Renaud était présent à la bataille de Montgisard en 1177, mais pas à la bataille du gué de Jacob en 1179, étant arrivé trop tard avec ses troupes. Selon Guillaume de Tyr, il aurait pu sauver de nombreux rescapés de la bataille s'il avait continué sa route, mais suivant l'avis des premiers fuyards qu'il croisa, il retourna à Sidon, laissant de nombreux rescapés se faire tuer dans une série d'embuscades. Il participa à la défense du royaume quand Saladin envahit le territoire en 1183 ; là Guillaume de Tyr le cita parmi ceux qui « se distinguèrent par leurs prouesses au combat ». Sa femme était parfois présente lors des campagnes militaires, s'occupant du roi Baudoin IV, malade de la lèpre mais déterminé.

Luttes pour le pouvoir[modifier | modifier le code]

Durant cette période, Baudoin IV régnait seul, sans régent. Cédant aux demandes de sa sœur Sybille devenue veuve, mais aussi dans l'espoir de s'attirer l'aide du roi d'Angleterre Henry II, Baudouin la maria en 1180 à un noble Poitevin, Guy de Lusignan, vassal des Anjou, et dont le frère aîné Aimery II de Lusignan s'était déjà fait une place à la cour de Jérusalem.
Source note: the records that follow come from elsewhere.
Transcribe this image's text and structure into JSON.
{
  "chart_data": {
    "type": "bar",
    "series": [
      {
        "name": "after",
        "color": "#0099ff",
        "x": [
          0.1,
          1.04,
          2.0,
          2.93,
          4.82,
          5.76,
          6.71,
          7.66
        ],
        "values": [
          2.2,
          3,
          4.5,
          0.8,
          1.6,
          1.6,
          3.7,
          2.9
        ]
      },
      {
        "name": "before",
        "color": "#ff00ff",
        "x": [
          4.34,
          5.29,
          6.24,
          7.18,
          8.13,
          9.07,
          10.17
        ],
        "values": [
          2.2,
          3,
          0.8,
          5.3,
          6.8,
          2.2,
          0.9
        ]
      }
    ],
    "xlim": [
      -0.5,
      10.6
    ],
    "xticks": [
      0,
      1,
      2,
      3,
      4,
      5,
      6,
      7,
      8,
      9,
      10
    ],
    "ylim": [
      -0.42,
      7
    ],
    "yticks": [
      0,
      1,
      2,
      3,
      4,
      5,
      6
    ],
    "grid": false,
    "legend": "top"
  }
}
Comme Baudouin IV voyait sa santé décliner, il désigna Guy comme régent, cédant au parti de celui-ci mené par Agnès de Courtenay et Aimery de Lusignan, bien que Raymond de Tripoli et ses alliés y aient été très défavorables. Peu après, le roi perdit ses illusions quant aux capacités de Guy et lui retira la régence. En 1183 il fit couronner roi Baudouin V, le jeune fils de sa sœur Sibylle et de son premier mari, Guillaume de Montferrat, pour tenter d'empêcher Guy de lui succéder. Renaud était favorable à cette décision et était présent au couronnement.
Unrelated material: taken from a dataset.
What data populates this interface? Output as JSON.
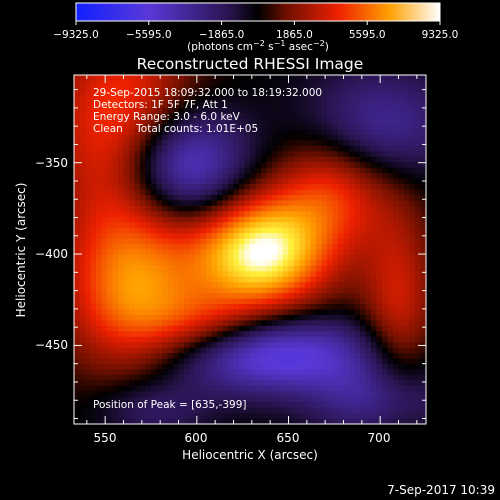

Agnès mourut probablement dans la seconde moitié de 1184, et Baudouin IV expira lors du printemps de l'année suivante. Baudouin V, avec Raymond III de Tripoli comme régent, fut roi pendant moins d'un an jusqu'à sa mort en 1186. Renaud faisait partie des nobles qui tentèrent, aux côtés de Raymond III de Tripoli, d'empêcher Guy et Sybille de régner, en vain.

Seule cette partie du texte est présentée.